Er zijn een aantal belangrijke voorwaarden voor de oprichting van kolonies voor beebread productie die het tempo van de pollen opslag zal optimaliseren. Ten eerste, de colonies moet frames met open broed. Zonder geopend kroost te voeden, zullen werknemers niet verzamelen veel stuifmeel. Ten tweede moet de kolonie queenless dus geen extra broed is geproduceerd. Broedaanzet vereist grote hoeveelheden pollen, en alleen overtollige stuifmeel wordt opgeslagen. In de kleine kolonies in EFA opgericht, zou er weinig pollen worden opgeslagen als beebread als broed gebieden werden uitbreiden zodat kolonies moeten queenless zijn. Tenslotte, voor beebread worden gemaakt, pollen worden als corbicular ladingen verzameld en opgeslagen kam cellen. Als het stuifmeel wordt verzameld in stuifmeelvallen, moet deze worden vermalen tot een fijn poeder alvorens het naar de bijen, zodat ze kunnen verzamelen als corbicular belastingen.
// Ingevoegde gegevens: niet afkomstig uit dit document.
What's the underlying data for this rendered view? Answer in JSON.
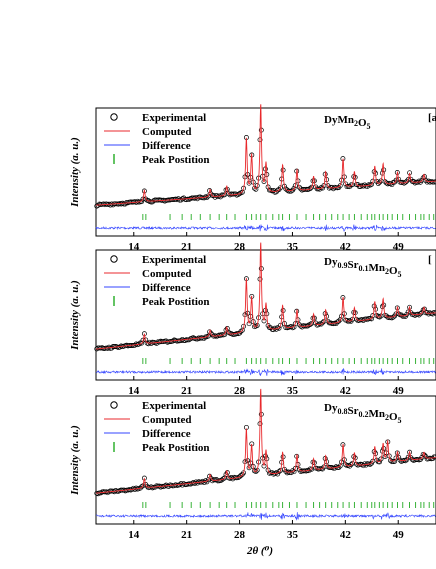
{
  "chart_data": [
    {
      "type": "line",
      "title": "DyMn2O5",
      "title_parts": [
        [
          "DyMn",
          ""
        ],
        [
          "2",
          "sub"
        ],
        [
          "O",
          ""
        ],
        [
          "5",
          "sub"
        ]
      ],
      "panel_letter": "[a",
      "ylabel": "Intensity (a. u.)",
      "xlabel": "",
      "x_ticks": [
        14,
        21,
        28,
        35,
        42,
        49
      ],
      "xlim": [
        9,
        54
      ],
      "legend": [
        "Experimental",
        "Computed",
        "Difference",
        "Peak Postition"
      ],
      "colors": {
        "experimental": "#000000",
        "computed": "#e8292c",
        "difference": "#3344ff",
        "peaks": "#22aa22"
      },
      "background": [
        [
          9,
          0.05
        ],
        [
          54,
          0.3
        ]
      ],
      "peaks": [
        [
          15.4,
          0.12
        ],
        [
          24.1,
          0.08
        ],
        [
          26.3,
          0.1
        ],
        [
          28.9,
          0.58
        ],
        [
          29.6,
          0.4
        ],
        [
          30.8,
          0.92
        ],
        [
          31.5,
          0.3
        ],
        [
          33.7,
          0.28
        ],
        [
          35.6,
          0.22
        ],
        [
          37.8,
          0.14
        ],
        [
          39.4,
          0.18
        ],
        [
          41.7,
          0.3
        ],
        [
          43.2,
          0.16
        ],
        [
          45.9,
          0.2
        ],
        [
          47.0,
          0.22
        ],
        [
          48.9,
          0.12
        ],
        [
          50.5,
          0.1
        ],
        [
          52.4,
          0.08
        ]
      ],
      "peak_positions": [
        15.2,
        15.6,
        18.8,
        20.4,
        21.6,
        22.8,
        24.1,
        25.3,
        26.3,
        27.4,
        28.9,
        29.6,
        30.2,
        30.8,
        31.5,
        32.4,
        33.2,
        33.7,
        34.6,
        35.6,
        36.8,
        37.8,
        38.6,
        39.4,
        40.2,
        41.0,
        41.7,
        42.5,
        43.2,
        44.1,
        44.9,
        45.5,
        45.9,
        46.5,
        47.0,
        47.6,
        48.2,
        48.9,
        49.6,
        50.5,
        51.3,
        52.0,
        52.4,
        53.1,
        53.7
      ]
    },
    {
      "type": "line",
      "title": "Dy0.9Sr0.1Mn2O5",
      "title_parts": [
        [
          "Dy",
          ""
        ],
        [
          "0.9",
          "sub"
        ],
        [
          "Sr",
          ""
        ],
        [
          "0.1",
          "sub"
        ],
        [
          "Mn",
          ""
        ],
        [
          "2",
          "sub"
        ],
        [
          "O",
          ""
        ],
        [
          "5",
          "sub"
        ]
      ],
      "panel_letter": "[",
      "ylabel": "Intensity (a. u.)",
      "xlabel": "",
      "x_ticks": [
        14,
        21,
        28,
        35,
        42,
        49
      ],
      "xlim": [
        9,
        54
      ],
      "legend": [
        "Experimental",
        "Computed",
        "Difference",
        "Peak Postition"
      ],
      "colors": {
        "experimental": "#000000",
        "computed": "#e8292c",
        "difference": "#3344ff",
        "peaks": "#22aa22"
      },
      "background": [
        [
          9,
          0.05
        ],
        [
          54,
          0.42
        ]
      ],
      "peaks": [
        [
          15.4,
          0.1
        ],
        [
          24.1,
          0.07
        ],
        [
          26.3,
          0.08
        ],
        [
          28.9,
          0.55
        ],
        [
          29.6,
          0.35
        ],
        [
          30.8,
          0.9
        ],
        [
          31.5,
          0.26
        ],
        [
          33.7,
          0.24
        ],
        [
          35.6,
          0.18
        ],
        [
          37.8,
          0.12
        ],
        [
          39.4,
          0.15
        ],
        [
          41.7,
          0.26
        ],
        [
          43.2,
          0.14
        ],
        [
          45.9,
          0.18
        ],
        [
          47.0,
          0.2
        ],
        [
          48.9,
          0.1
        ],
        [
          50.5,
          0.09
        ],
        [
          52.4,
          0.07
        ]
      ],
      "peak_positions": [
        15.2,
        15.6,
        18.8,
        20.4,
        21.6,
        22.8,
        24.1,
        25.3,
        26.3,
        27.4,
        28.9,
        29.6,
        30.2,
        30.8,
        31.5,
        32.4,
        33.2,
        33.7,
        34.6,
        35.6,
        36.8,
        37.8,
        38.6,
        39.4,
        40.2,
        41.0,
        41.7,
        42.5,
        43.2,
        44.1,
        44.9,
        45.5,
        45.9,
        46.5,
        47.0,
        47.6,
        48.2,
        48.9,
        49.6,
        50.5,
        51.3,
        52.0,
        52.4,
        53.1,
        53.7
      ]
    },
    {
      "type": "line",
      "title": "Dy0.8Sr0.2Mn2O5",
      "title_parts": [
        [
          "Dy",
          ""
        ],
        [
          "0.8",
          "sub"
        ],
        [
          "Sr",
          ""
        ],
        [
          "0.2",
          "sub"
        ],
        [
          "Mn",
          ""
        ],
        [
          "2",
          "sub"
        ],
        [
          "O",
          ""
        ],
        [
          "5",
          "sub"
        ]
      ],
      "panel_letter": "",
      "ylabel": "Intensity (a. u.)",
      "xlabel": "2θ (⁰)",
      "x_ticks": [
        14,
        21,
        28,
        35,
        42,
        49
      ],
      "xlim": [
        9,
        54
      ],
      "legend": [
        "Experimental",
        "Computed",
        "Difference",
        "Peak Postition"
      ],
      "colors": {
        "experimental": "#000000",
        "computed": "#e8292c",
        "difference": "#3344ff",
        "peaks": "#22aa22"
      },
      "background": [
        [
          9,
          0.05
        ],
        [
          54,
          0.42
        ]
      ],
      "peaks": [
        [
          15.4,
          0.1
        ],
        [
          24.1,
          0.07
        ],
        [
          26.3,
          0.09
        ],
        [
          28.9,
          0.5
        ],
        [
          29.6,
          0.32
        ],
        [
          30.8,
          0.9
        ],
        [
          31.5,
          0.24
        ],
        [
          33.7,
          0.22
        ],
        [
          35.6,
          0.18
        ],
        [
          37.8,
          0.12
        ],
        [
          39.4,
          0.14
        ],
        [
          41.7,
          0.24
        ],
        [
          43.2,
          0.14
        ],
        [
          45.9,
          0.18
        ],
        [
          47.0,
          0.2
        ],
        [
          47.6,
          0.22
        ],
        [
          48.9,
          0.1
        ],
        [
          50.5,
          0.09
        ],
        [
          52.4,
          0.07
        ]
      ],
      "peak_positions": [
        15.2,
        15.6,
        18.8,
        20.4,
        21.6,
        22.8,
        24.1,
        25.3,
        26.3,
        27.4,
        28.9,
        29.6,
        30.2,
        30.8,
        31.5,
        32.4,
        33.2,
        33.7,
        34.6,
        35.6,
        36.8,
        37.8,
        38.6,
        39.4,
        40.2,
        41.0,
        41.7,
        42.5,
        43.2,
        44.1,
        44.9,
        45.5,
        45.9,
        46.5,
        47.0,
        47.6,
        48.2,
        48.9,
        49.6,
        50.5,
        51.3,
        52.0,
        52.4,
        53.1,
        53.7
      ]
    }
  ]
}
De methoden voor het meten van het verbruik van beebread gegenereerd kwalitatieve dan absolute schattingen. De enige verbruik dat werd geteld was wanneer de cellen volledig werden ontdaan van bijen brood. Een meer nauwkeurige schatting van de totale bijenbrood verbruik kan worden verkregen door het bij bread uit de cellen en maakt het een pasteitje dat kan worden gewogen vóór en na de studieperiode. Echter, we wilden de honingbij brood in de cellen behouden zodat de bijen kan voeden als ze zouden in een kolonie en misschien verder verwerken tijdens de onderzoeksperiode. Het verschil in gewicht van de kam secties voor en na de studie niet werd gebruikt als een schatting van het verbruik omdat het gewicht kunnen verhogen omdat bijen zet het verdunde honing toegevoerd ze in sommige cellen.
De arbeiders misschien ook een deel van de verdunde honing aan de bijen brood hebt toegevoegd. Daarom werden cellen die ongeveer gelijke hoeveelheden van bij brood voor en na de voertijd geteld en genereerde een kwalitatieve meting. Toch was er een opvallend verschil tussen de twee soorten beebread het aantal lege ABB cellen geteld opzichte EBB na 11 dagen.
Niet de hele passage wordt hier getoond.